October books included a comprehensive overview of machine learning, a novel about an epic 1980s racer, and a dystopian American future after a second civil war.
The Alignment Problem — I loved Brian Christian’s survey of Machine Learning. He blends computer science with philosophical and political considerations in a way that, frankly, made me jealous. Also a bit of a thrill for me that some of the people he interviewed are people I knew when I was in grad school at University of Alberta — the professors, of course, but also my former office mate. A strong, five-star recommendation for anyone who wants to understand machine learning and how it can shape our world.
Malibu Rising — This was a book club selection. There are sort of two stories going on here: one is this epic rager of a 1980s Malibu party, and the other was the story of a family across two generations. I really enjoyed the family story and didn’t much care for the party story. On the whole, I didn’t like this book as much as Jenkins Reid’s earlier novel Daisy Jones and the Six.
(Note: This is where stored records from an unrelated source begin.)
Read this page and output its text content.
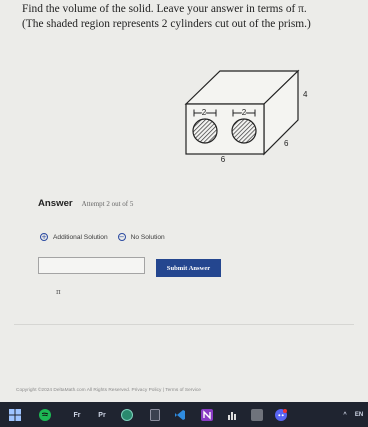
Find the volume of the solid. Leave your answer in terms of π.
(The shaded region represents 2 cylinders cut out of the prism.)
2	2
4
6
6
Answer Attempt 2 out of 5
+ Additional Solution − No Solution
Submit Answer
π
Copyright ©2024 DeltaMath.com All Rights Reserved. Privacy Policy | Terms of Service
Fr	Pr	^	EN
American War — In this book, Omar El Akkad has a richly-imagined dystopian near-future, where America is ravaged both by climate change and a still-simmering second American civil war. It’s an amazing premise, and El Akkad makes it so believable, but for me, the story didn’t quite live up to the premise. We end up following one character over a period of years, which ends up giving us a narrow perspective on the world he’s created. That’s the same choice you see in, say, The Handmaid’s Tale, or Never Let Me Go, but for some reason this book left me with the feeling that something was missing. There were things I wanted to see and understand, and it was unsatisfying to have so many of those questions unanswered.